OnePath closes $179m superannuation fund
OnePath has decided to close its $179 million Private Portfolio Service (PPS) Superannuation fund as well is the PPS Mortgage trust which invests in the troubled LM morgtage fund.
Thursday, July 28th 2011, 7:19AM 1 Comment
The superannuation has just under 2000 members and the money invested is then invested into separate PPS funds. One of these is the mortgage fund which is being closed.
OnePath genral manager funds management, David Boyle, says the super fund has reached the end of its life cycle and the amount of money in it has been decreasing for some time. The fund also lost a significant investor recently and that has contributed to the decision to close the fund.
He says fund managers have to have products and services that are appropriate for the market environment and meet the demands of investors and advisers.
The PPS Superannuation fund doesn't do that, he says.
OnePath continues to have other super fund options under its SIL and MFL brands.

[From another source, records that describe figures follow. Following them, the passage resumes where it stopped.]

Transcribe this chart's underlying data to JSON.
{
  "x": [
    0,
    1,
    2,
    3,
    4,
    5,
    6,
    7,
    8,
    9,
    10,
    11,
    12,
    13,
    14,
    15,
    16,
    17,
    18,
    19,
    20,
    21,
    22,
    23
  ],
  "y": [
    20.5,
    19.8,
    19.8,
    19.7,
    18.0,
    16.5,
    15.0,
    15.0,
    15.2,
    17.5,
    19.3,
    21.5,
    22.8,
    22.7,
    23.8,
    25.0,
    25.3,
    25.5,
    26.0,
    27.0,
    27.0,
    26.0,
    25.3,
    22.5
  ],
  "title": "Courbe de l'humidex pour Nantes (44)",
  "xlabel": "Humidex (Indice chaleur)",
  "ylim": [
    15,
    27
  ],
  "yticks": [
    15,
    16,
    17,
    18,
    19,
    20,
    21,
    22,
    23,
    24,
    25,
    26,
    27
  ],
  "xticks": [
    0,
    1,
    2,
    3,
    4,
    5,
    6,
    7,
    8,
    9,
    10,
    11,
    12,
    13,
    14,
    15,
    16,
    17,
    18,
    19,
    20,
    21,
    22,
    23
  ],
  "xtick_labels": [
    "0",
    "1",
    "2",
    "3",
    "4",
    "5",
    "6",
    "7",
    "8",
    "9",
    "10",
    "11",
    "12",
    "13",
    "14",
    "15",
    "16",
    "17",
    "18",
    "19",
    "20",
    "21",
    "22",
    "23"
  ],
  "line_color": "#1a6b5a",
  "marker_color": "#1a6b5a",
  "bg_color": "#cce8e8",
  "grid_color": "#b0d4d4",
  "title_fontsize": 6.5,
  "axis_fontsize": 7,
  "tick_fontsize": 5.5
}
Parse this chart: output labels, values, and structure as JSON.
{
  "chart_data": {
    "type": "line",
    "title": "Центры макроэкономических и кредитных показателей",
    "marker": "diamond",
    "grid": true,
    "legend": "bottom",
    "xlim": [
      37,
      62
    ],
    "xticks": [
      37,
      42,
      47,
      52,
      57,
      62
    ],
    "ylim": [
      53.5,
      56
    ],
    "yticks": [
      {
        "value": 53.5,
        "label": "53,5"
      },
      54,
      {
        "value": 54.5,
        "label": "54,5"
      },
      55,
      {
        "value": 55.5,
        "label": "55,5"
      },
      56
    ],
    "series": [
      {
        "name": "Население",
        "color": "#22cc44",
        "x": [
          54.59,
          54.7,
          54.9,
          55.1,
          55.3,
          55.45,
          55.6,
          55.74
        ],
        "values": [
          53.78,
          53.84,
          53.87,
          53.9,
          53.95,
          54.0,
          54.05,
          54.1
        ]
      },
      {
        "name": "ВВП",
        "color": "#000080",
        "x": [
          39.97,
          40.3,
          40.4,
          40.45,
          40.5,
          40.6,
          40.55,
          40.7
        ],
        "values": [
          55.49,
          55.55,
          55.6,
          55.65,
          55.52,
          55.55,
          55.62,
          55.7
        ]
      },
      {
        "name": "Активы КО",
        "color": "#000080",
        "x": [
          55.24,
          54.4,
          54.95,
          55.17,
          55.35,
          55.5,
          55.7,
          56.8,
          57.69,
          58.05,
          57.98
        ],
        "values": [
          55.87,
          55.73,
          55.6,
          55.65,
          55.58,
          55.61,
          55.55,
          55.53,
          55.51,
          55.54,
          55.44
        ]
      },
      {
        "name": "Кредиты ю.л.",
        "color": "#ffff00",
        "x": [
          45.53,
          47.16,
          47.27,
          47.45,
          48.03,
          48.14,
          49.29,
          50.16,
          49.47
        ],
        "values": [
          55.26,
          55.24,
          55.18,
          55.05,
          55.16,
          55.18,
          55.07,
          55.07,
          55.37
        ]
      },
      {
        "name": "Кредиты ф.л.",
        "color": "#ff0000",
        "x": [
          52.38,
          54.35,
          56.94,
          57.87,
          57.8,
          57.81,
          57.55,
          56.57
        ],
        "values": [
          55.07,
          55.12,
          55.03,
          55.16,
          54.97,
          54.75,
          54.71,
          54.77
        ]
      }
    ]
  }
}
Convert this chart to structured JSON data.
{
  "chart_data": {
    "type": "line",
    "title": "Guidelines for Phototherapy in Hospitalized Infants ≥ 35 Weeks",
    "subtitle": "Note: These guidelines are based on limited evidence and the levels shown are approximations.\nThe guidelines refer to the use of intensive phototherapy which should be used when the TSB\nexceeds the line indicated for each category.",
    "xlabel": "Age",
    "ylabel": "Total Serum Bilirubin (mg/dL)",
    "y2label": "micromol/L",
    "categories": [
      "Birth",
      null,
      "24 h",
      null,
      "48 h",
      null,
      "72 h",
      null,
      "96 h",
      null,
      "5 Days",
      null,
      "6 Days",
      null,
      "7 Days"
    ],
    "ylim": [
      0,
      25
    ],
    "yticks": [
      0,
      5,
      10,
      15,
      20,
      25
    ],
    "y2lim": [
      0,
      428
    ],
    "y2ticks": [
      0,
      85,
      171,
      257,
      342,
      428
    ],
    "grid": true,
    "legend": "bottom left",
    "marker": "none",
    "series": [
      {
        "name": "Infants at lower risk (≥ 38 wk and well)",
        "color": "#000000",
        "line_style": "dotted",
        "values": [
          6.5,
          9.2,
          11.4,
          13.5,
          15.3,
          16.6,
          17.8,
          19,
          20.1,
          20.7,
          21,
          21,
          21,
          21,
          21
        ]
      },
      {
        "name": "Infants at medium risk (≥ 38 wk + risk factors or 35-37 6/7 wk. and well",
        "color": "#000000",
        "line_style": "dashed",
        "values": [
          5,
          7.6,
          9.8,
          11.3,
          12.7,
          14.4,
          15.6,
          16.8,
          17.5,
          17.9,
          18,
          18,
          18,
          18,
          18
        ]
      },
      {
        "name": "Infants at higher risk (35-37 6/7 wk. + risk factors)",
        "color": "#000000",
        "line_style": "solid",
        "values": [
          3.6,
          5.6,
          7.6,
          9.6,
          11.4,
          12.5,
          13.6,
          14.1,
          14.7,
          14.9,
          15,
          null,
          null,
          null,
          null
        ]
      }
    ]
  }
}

Boyle says this move isn't an omen for the super fund sector.
"I don't believe it's the beginning of the end."
OnePath is working with the Financial Markets Authority on the closure and expects to have the process completed by November.

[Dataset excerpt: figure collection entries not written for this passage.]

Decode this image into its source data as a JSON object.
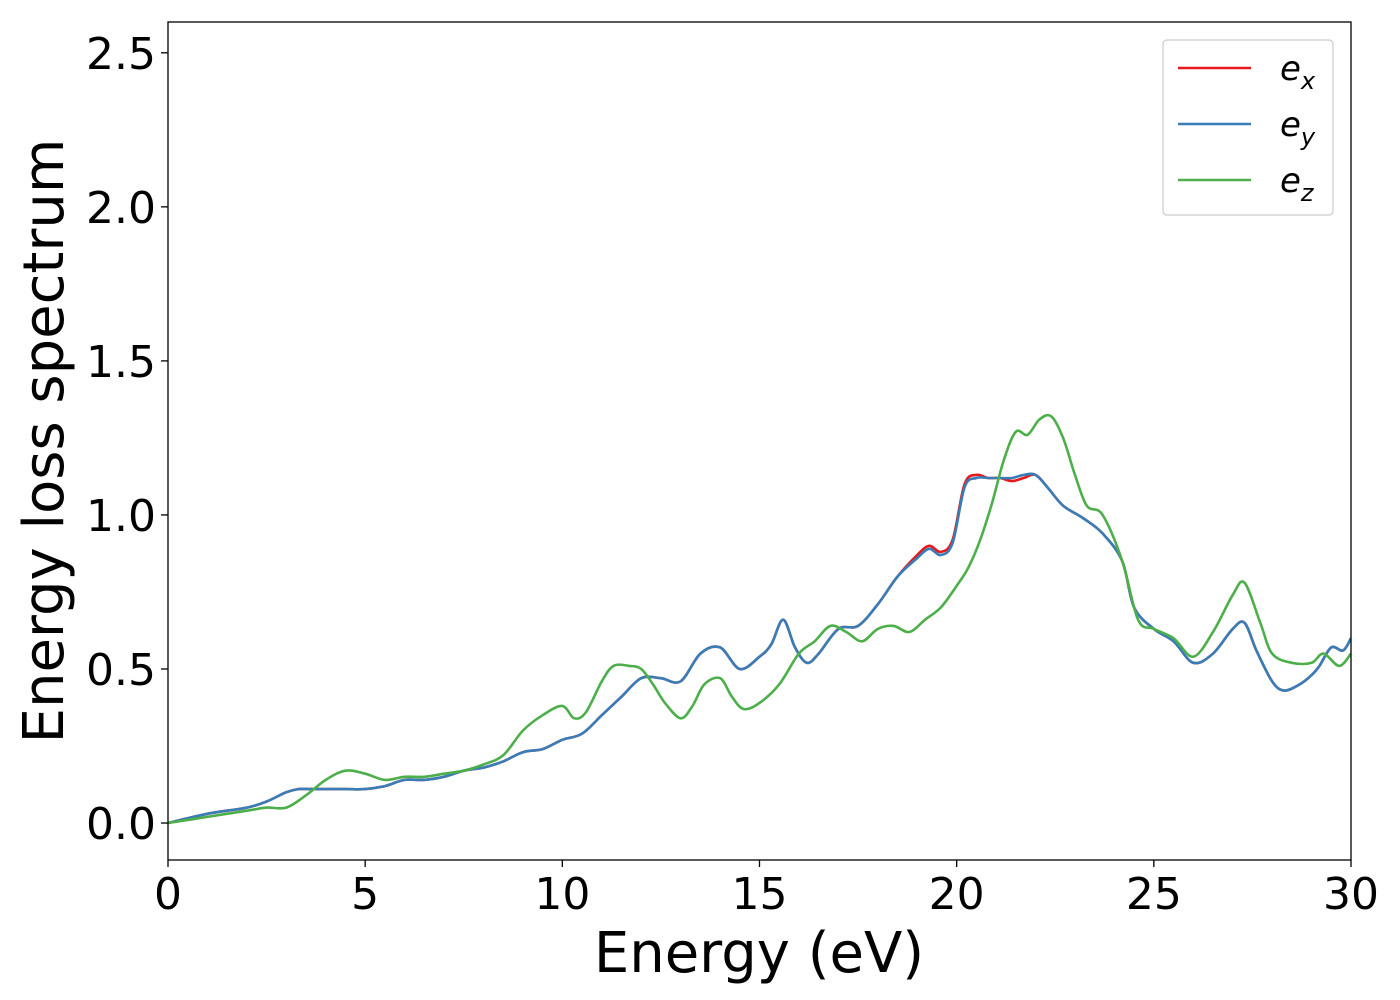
{
  "chart_data": {
    "type": "line",
    "xlabel": "Energy (eV)",
    "ylabel": "Energy loss spectrum",
    "xlim": [
      0,
      30
    ],
    "ylim": [
      -0.12,
      2.6
    ],
    "xticks": [
      0,
      5,
      10,
      15,
      20,
      25,
      30
    ],
    "xtick_labels": [
      "0",
      "5",
      "10",
      "15",
      "20",
      "25",
      "30"
    ],
    "yticks": [
      0.0,
      0.5,
      1.0,
      1.5,
      2.0,
      2.5
    ],
    "ytick_labels": [
      "0.0",
      "0.5",
      "1.0",
      "1.5",
      "2.0",
      "2.5"
    ],
    "grid": false,
    "legend_position": "top-right",
    "series": [
      {
        "name": "e_x",
        "label_main": "e",
        "label_sub": "x",
        "color": "#e41a1c",
        "x": [
          0,
          1,
          2,
          2.5,
          3,
          3.3,
          3.6,
          4,
          4.5,
          5,
          5.5,
          6,
          6.5,
          7,
          7.5,
          8,
          8.5,
          9,
          9.5,
          10,
          10.5,
          11,
          11.5,
          12,
          12.5,
          13,
          13.5,
          14,
          14.5,
          15,
          15.3,
          15.6,
          15.9,
          16.2,
          16.5,
          17,
          17.5,
          18,
          18.5,
          19,
          19.3,
          19.6,
          19.9,
          20.2,
          20.5,
          20.8,
          21.1,
          21.4,
          21.7,
          22,
          22.3,
          22.7,
          23.2,
          23.7,
          24.2,
          24.5,
          25,
          25.5,
          26,
          26.5,
          27,
          27.3,
          27.6,
          28,
          28.3,
          28.7,
          29,
          29.2,
          29.5,
          29.8,
          30
        ],
        "values": [
          0.0,
          0.03,
          0.05,
          0.07,
          0.1,
          0.11,
          0.11,
          0.11,
          0.11,
          0.11,
          0.12,
          0.14,
          0.14,
          0.15,
          0.17,
          0.18,
          0.2,
          0.23,
          0.24,
          0.27,
          0.29,
          0.35,
          0.41,
          0.47,
          0.47,
          0.46,
          0.55,
          0.57,
          0.5,
          0.54,
          0.58,
          0.66,
          0.57,
          0.52,
          0.55,
          0.63,
          0.64,
          0.71,
          0.8,
          0.87,
          0.9,
          0.88,
          0.92,
          1.1,
          1.13,
          1.12,
          1.12,
          1.11,
          1.12,
          1.13,
          1.09,
          1.03,
          0.99,
          0.94,
          0.85,
          0.7,
          0.63,
          0.59,
          0.52,
          0.55,
          0.63,
          0.65,
          0.56,
          0.46,
          0.43,
          0.45,
          0.48,
          0.51,
          0.57,
          0.56,
          0.6
        ]
      },
      {
        "name": "e_y",
        "label_main": "e",
        "label_sub": "y",
        "color": "#377eb8",
        "x": [
          0,
          1,
          2,
          2.5,
          3,
          3.3,
          3.6,
          4,
          4.5,
          5,
          5.5,
          6,
          6.5,
          7,
          7.5,
          8,
          8.5,
          9,
          9.5,
          10,
          10.5,
          11,
          11.5,
          12,
          12.5,
          13,
          13.5,
          14,
          14.5,
          15,
          15.3,
          15.6,
          15.9,
          16.2,
          16.5,
          17,
          17.5,
          18,
          18.5,
          19,
          19.3,
          19.6,
          19.9,
          20.2,
          20.5,
          20.8,
          21.1,
          21.4,
          21.7,
          22,
          22.3,
          22.7,
          23.2,
          23.7,
          24.2,
          24.5,
          25,
          25.5,
          26,
          26.5,
          27,
          27.3,
          27.6,
          28,
          28.3,
          28.7,
          29,
          29.2,
          29.5,
          29.8,
          30
        ],
        "values": [
          0.0,
          0.03,
          0.05,
          0.07,
          0.1,
          0.11,
          0.11,
          0.11,
          0.11,
          0.11,
          0.12,
          0.14,
          0.14,
          0.15,
          0.17,
          0.18,
          0.2,
          0.23,
          0.24,
          0.27,
          0.29,
          0.35,
          0.41,
          0.47,
          0.47,
          0.46,
          0.55,
          0.57,
          0.5,
          0.54,
          0.58,
          0.66,
          0.57,
          0.52,
          0.55,
          0.63,
          0.64,
          0.71,
          0.8,
          0.86,
          0.89,
          0.87,
          0.91,
          1.09,
          1.12,
          1.12,
          1.12,
          1.12,
          1.13,
          1.13,
          1.09,
          1.03,
          0.99,
          0.94,
          0.85,
          0.7,
          0.63,
          0.59,
          0.52,
          0.55,
          0.63,
          0.65,
          0.56,
          0.46,
          0.43,
          0.45,
          0.48,
          0.51,
          0.57,
          0.56,
          0.6
        ]
      },
      {
        "name": "e_z",
        "label_main": "e",
        "label_sub": "z",
        "color": "#4daf4a",
        "x": [
          0,
          1,
          2,
          2.5,
          3,
          3.5,
          4,
          4.5,
          5,
          5.5,
          6,
          6.5,
          7,
          7.5,
          8,
          8.5,
          9,
          9.5,
          10,
          10.3,
          10.6,
          11,
          11.3,
          11.7,
          12,
          12.3,
          12.6,
          13,
          13.3,
          13.6,
          14,
          14.3,
          14.6,
          15,
          15.5,
          16,
          16.4,
          16.8,
          17.2,
          17.6,
          18,
          18.4,
          18.8,
          19.2,
          19.6,
          20,
          20.3,
          20.6,
          20.9,
          21.2,
          21.5,
          21.8,
          22.1,
          22.4,
          22.7,
          23,
          23.3,
          23.7,
          24.2,
          24.6,
          25,
          25.5,
          26,
          26.5,
          27,
          27.3,
          27.7,
          28,
          28.5,
          29,
          29.3,
          29.7,
          30
        ],
        "values": [
          0.0,
          0.02,
          0.04,
          0.05,
          0.05,
          0.09,
          0.14,
          0.17,
          0.16,
          0.14,
          0.15,
          0.15,
          0.16,
          0.17,
          0.19,
          0.22,
          0.3,
          0.35,
          0.38,
          0.34,
          0.36,
          0.46,
          0.51,
          0.51,
          0.5,
          0.45,
          0.39,
          0.34,
          0.38,
          0.45,
          0.47,
          0.41,
          0.37,
          0.39,
          0.45,
          0.55,
          0.59,
          0.64,
          0.62,
          0.59,
          0.63,
          0.64,
          0.62,
          0.66,
          0.7,
          0.77,
          0.83,
          0.92,
          1.04,
          1.18,
          1.27,
          1.26,
          1.31,
          1.32,
          1.25,
          1.13,
          1.03,
          1.0,
          0.85,
          0.66,
          0.63,
          0.6,
          0.54,
          0.62,
          0.74,
          0.78,
          0.65,
          0.55,
          0.52,
          0.52,
          0.55,
          0.51,
          0.55
        ]
      }
    ]
  }
}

The fund is being closed and money returned to investors, as opposed to investors being offered transfer options.
All the money in the super fund comes via the adviser distribution network, rather than directly from investors. Boyle acknowledges there is a risk OnePath will lose some of the money but believes OnePath has some good alternative investment solutions.
As well as closing the super fund, OnePath is closing its troubled mortgage fund. This fund has $45 million invested in it and has 761 members. Around $11 million of the fund is invested in the Australian-domicilied LM Mortgage fund.
LM froze its funds in 2009 causing trouble for PPS (and other investors). PPS split its mortgage fund into two sub funds (A and B Units) to ensure the frozen LM investment was quarantined from the majority of assets in its mortgage fund.
"We consider the ongoing uncertainty around the LM Fund, to which the B units relate, is unsatisfactory. More than two years have passed since the suspension of the LM Fund, with the Mortgage Fund receiving no cash payments from the LM Fund in this period, and we continue to have no certainty from the LM Fund‟s manager as to when any repayment from the LM Fund will be made," OnePath says.
It says the uncertainty is "unsatisfactory" and that full payment of the LM funds is likely to be some years away.
OnePath plans to purcashe the B Units at full face value, and convert them to A Units and then wind up the fund.
Boyle acknowledges most fund managers have already closed their mortgage funds and OnePath is one of the last to do this.
He says mortgage funds have reached the end of their lifecycle and there is no demand for them.
"We currently see no future for this type of product."